“How the prospect behaves in courtship can be indicative of how they will behave in the job,” said the head of a global PR firm. “Do be reasonable and respectful,” “Don’t be super-needy. Unless you are bringing in a huge portfolio of business – in which case exceptions can be made!”
“Ask for what you want before you get hired. You get more when you’re dating than when you’re married.” “If there are any intricacies at all regarding your deal, don’t be afraid to ask for it in writing. The job description is really fundamental and important. When you get your deal in writing you should also get a clear statement of whom you will be reporting to. And not a name, a job title.“
Many firms are looking for an entrepreneurial spirit; your willingness to accept variable compensation is one indicator of that attitude. What this is based on will depend on specifics – but revenues and profits fluctuate, so there should be a way to craft something that can provide a variable upside for you.
There are other ways to boost your compensation beyond the base salary. One firm offers all staffers a 10% commission on all new business they introduce.

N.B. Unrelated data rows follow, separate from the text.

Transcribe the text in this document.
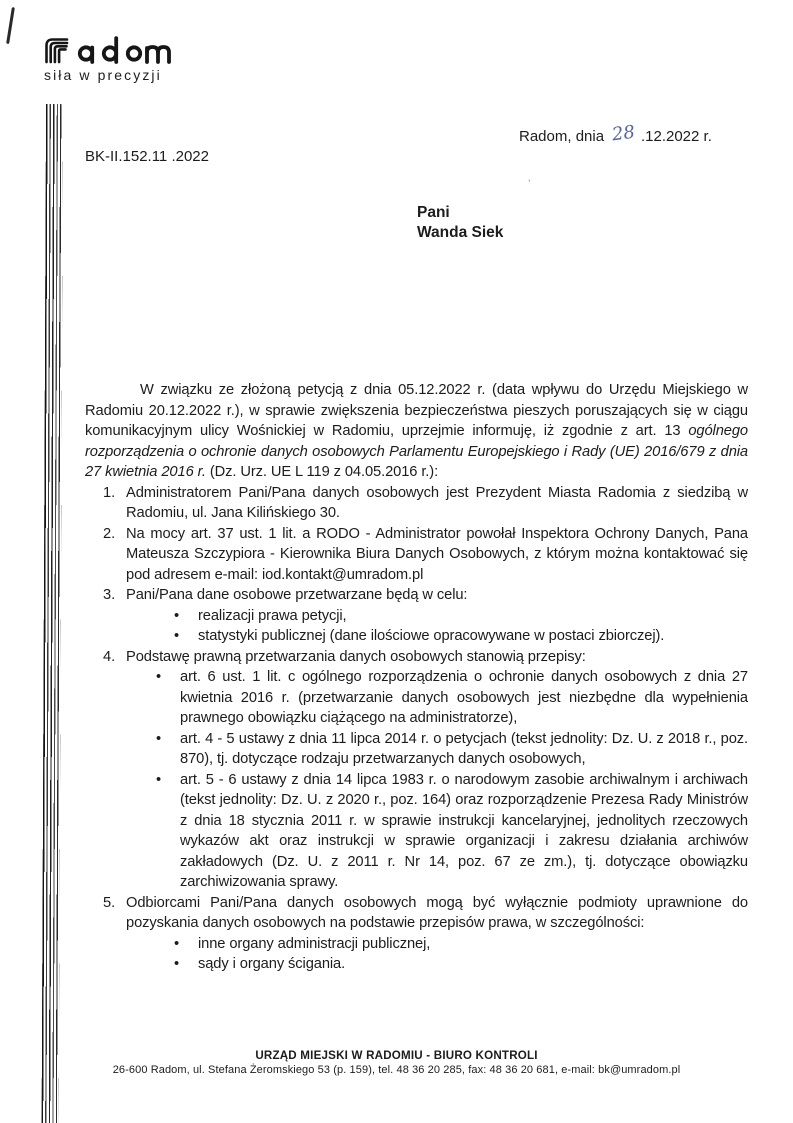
siła w precyzji
Radom, dnia 28 .12.2022 r.
BK-II.152.11 .2022
Pani
Wanda Siek
’

W związku ze złożoną petycją z dnia 05.12.2022 r. (data wpływu do Urzędu Miejskiego w Radomiu 20.12.2022 r.), w sprawie zwiększenia bezpieczeństwa pieszych poruszających się w ciągu komunikacyjnym ulicy Wośnickiej w Radomiu, uprzejmie informuję, iż zgodnie z art. 13 ogólnego rozporządzenia o ochronie danych osobowych Parlamentu Europejskiego i Rady (UE) 2016/679 z dnia 27 kwietnia 2016 r. (Dz. Urz. UE L 119 z 04.05.2016 r.):

1. Administratorem Pani/Pana danych osobowych jest Prezydent Miasta Radomia z siedzibą w Radomiu, ul. Jana Kilińskiego 30.
2. Na mocy art. 37 ust. 1 lit. a RODO - Administrator powołał Inspektora Ochrony Danych, Pana Mateusza Szczypiora - Kierownika Biura Danych Osobowych, z którym można kontaktować się pod adresem e-mail: iod.kontakt@umradom.pl
3. Pani/Pana dane osobowe przetwarzane będą w celu:
•	realizacji prawa petycji,
•	statystyki publicznej (dane ilościowe opracowywane w postaci zbiorczej).
4. Podstawę prawną przetwarzania danych osobowych stanowią przepisy:
•	art. 6 ust. 1 lit. c ogólnego rozporządzenia o ochronie danych osobowych z dnia 27 kwietnia 2016 r. (przetwarzanie danych osobowych jest niezbędne dla wypełnienia prawnego obowiązku ciążącego na administratorze),
•	art. 4 - 5 ustawy z dnia 11 lipca 2014 r. o petycjach (tekst jednolity: Dz. U. z 2018 r., poz. 870), tj. dotyczące rodzaju przetwarzanych danych osobowych,
•	art. 5 - 6 ustawy z dnia 14 lipca 1983 r. o narodowym zasobie archiwalnym i archiwach (tekst jednolity: Dz. U. z 2020 r., poz. 164) oraz rozporządzenie Prezesa Rady Ministrów z dnia 18 stycznia 2011 r. w sprawie instrukcji kancelaryjnej, jednolitych rzeczowych wykazów akt oraz instrukcji w sprawie organizacji i zakresu działania archiwów zakładowych (Dz. U. z 2011 r. Nr 14, poz. 67 ze zm.), tj. dotyczące obowiązku zarchiwizowania sprawy.
5. Odbiorcami Pani/Pana danych osobowych mogą być wyłącznie podmioty uprawnione do pozyskania danych osobowych na podstawie przepisów prawa, w szczególności:
•	inne organy administracji publicznej,
•	sądy i organy ścigania.
URZĄD MIEJSKI W RADOMIU - BIURO KONTROLI
26-600 Radom, ul. Stefana Żeromskiego 53 (p. 159), tel. 48 36 20 285, fax: 48 36 20 681, e-mail: bk@umradom.pl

This does make employees feel there is something extra they can aim for. In that company 10% of staff are getting these commissions on top of their salaries.

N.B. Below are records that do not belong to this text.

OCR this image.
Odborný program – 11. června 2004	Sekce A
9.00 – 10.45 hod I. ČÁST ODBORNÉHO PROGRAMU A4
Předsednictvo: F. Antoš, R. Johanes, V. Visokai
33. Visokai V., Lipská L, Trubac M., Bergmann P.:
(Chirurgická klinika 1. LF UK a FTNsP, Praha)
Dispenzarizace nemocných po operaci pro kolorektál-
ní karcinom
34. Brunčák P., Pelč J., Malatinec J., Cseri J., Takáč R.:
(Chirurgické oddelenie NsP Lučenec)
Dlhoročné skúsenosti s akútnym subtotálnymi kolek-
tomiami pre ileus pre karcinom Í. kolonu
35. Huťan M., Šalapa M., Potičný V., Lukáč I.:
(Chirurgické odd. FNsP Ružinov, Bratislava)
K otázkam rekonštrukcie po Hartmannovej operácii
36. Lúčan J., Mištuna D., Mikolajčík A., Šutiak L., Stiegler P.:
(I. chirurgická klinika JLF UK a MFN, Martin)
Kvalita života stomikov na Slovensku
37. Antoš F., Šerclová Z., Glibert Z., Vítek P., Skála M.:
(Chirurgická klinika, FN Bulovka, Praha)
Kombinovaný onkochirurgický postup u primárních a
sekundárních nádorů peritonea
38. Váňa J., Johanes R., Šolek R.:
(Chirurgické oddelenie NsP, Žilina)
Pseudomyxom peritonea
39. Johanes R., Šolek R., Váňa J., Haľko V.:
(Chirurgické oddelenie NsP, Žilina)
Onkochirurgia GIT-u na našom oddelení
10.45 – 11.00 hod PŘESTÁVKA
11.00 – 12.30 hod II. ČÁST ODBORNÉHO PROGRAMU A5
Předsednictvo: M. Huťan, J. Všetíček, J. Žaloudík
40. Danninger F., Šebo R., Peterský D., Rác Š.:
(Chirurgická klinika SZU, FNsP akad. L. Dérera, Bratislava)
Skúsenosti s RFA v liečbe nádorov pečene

Staff referrals can be an important source of hires for many firms. For employees this is another good way to boost your income. Existing staffers can get significant cash bonuses for introducing people who are hired – $3000 is not unusual. (And so, job seekers, don’t underestimate the potential of making friends who work at a company you’d like to work at.)

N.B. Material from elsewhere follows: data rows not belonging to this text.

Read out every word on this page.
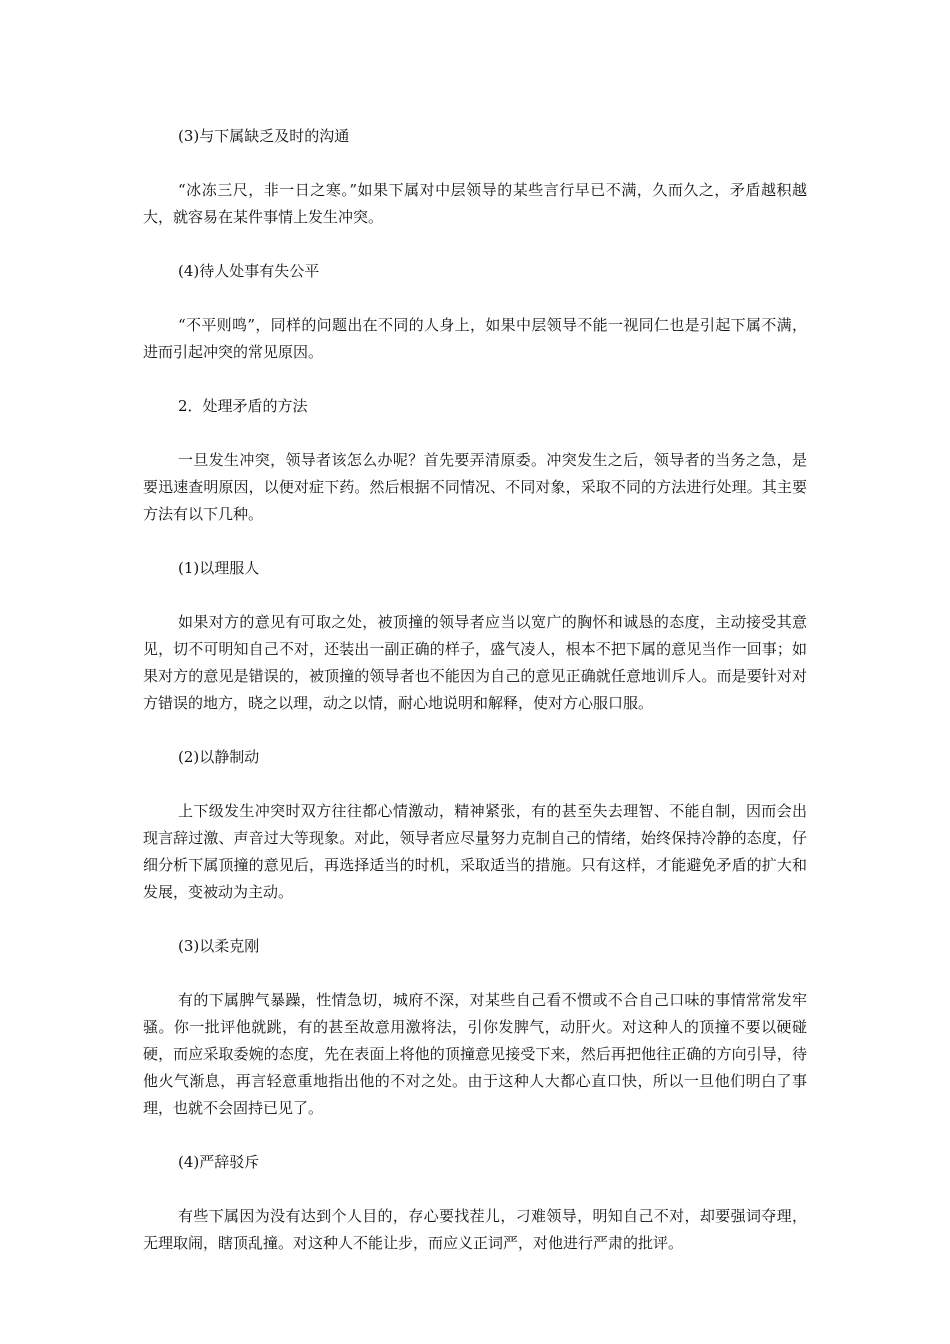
(3)与下属缺乏及时的沟通

“冰冻三尺，非一日之寒。”如果下属对中层领导的某些言行早已不满，久而久之，矛盾越积越大，就容易在某件事情上发生冲突。

(4)待人处事有失公平

“不平则鸣”，同样的问题出在不同的人身上，如果中层领导不能一视同仁也是引起下属不满，进而引起冲突的常见原因。

2．处理矛盾的方法

一旦发生冲突，领导者该怎么办呢？首先要弄清原委。冲突发生之后，领导者的当务之急，是要迅速查明原因，以便对症下药。然后根据不同情况、不同对象，采取不同的方法进行处理。其主要方法有以下几种。

(1)以理服人

如果对方的意见有可取之处，被顶撞的领导者应当以宽广的胸怀和诚恳的态度，主动接受其意见，切不可明知自己不对，还装出一副正确的样子，盛气凌人，根本不把下属的意见当作一回事；如果对方的意见是错误的，被顶撞的领导者也不能因为自己的意见正确就任意地训斥人。而是要针对对方错误的地方，晓之以理，动之以情，耐心地说明和解释，使对方心服口服。

(2)以静制动

上下级发生冲突时双方往往都心情激动，精神紧张，有的甚至失去理智、不能自制，因而会出现言辞过激、声音过大等现象。对此，领导者应尽量努力克制自己的情绪，始终保持冷静的态度，仔细分析下属顶撞的意见后，再选择适当的时机，采取适当的措施。只有这样，才能避免矛盾的扩大和发展，变被动为主动。

(3)以柔克刚

有的下属脾气暴躁，性情急切，城府不深，对某些自己看不惯或不合自己口味的事情常常发牢骚。你一批评他就跳，有的甚至故意用激将法，引你发脾气，动肝火。对这种人的顶撞不要以硬碰硬，而应采取委婉的态度，先在表面上将他的顶撞意见接受下来，然后再把他往正确的方向引导，待他火气渐息，再言轻意重地指出他的不对之处。由于这种人大都心直口快，所以一旦他们明白了事理，也就不会固持已见了。

(4)严辞驳斥

有些下属因为没有达到个人目的，存心要找茬儿，刁难领导，明知自己不对，却要强词夺理，无理取闹，瞎顶乱撞。对这种人不能让步，而应义正词严，对他进行严肃的批评。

As to the big question – how much should I ask for, there was a strong sense at a recent panel discussion on this topic that you should let the employer speak first. Then come back with the highest package total you think is possible. Remember there will likely be no raises. And don’t fall for the old “we’ll review your salary in 6 months.” That line is less than worthless!
Do your research into what people at your level are actually earning – there is a lot of information to be found on the internet. Find people at the company you are looking at, or its competitors, and see if you can get some actual salary ranges out of them.
The panel also suggested getting advice from a lawyer or an agent. They know what is happening in the compensation field and can be a powerful objective guide and spine stiffener – even if you do the negotiation yourself. There are up and coming lawyers who are less expensive than the big boys, so use your network to find one. I can say from personal experience that on the occasions I had a lawyer help me with my own deals they were so effective that I recouped their fees in just a couple of months. My initial outlay paid off in orders of magnitude.
One final technique that is recommended by some is what is called the “Last Ask.” When you have gone through the negotiation process and just before you get to the handshake, the Last Ask has you say: “I am all set to do this, I just need this one more thing…” Employers of course hate the Last Ask, but it is a ploy worth considering.
Finally, however you proceed with your negotiation, bear in mind that this cannot be a confrontation: at all times you must remember to be reasonable and respectful. If you can’t manage this at this stage of the relationship, then maybe that particular position is not for you.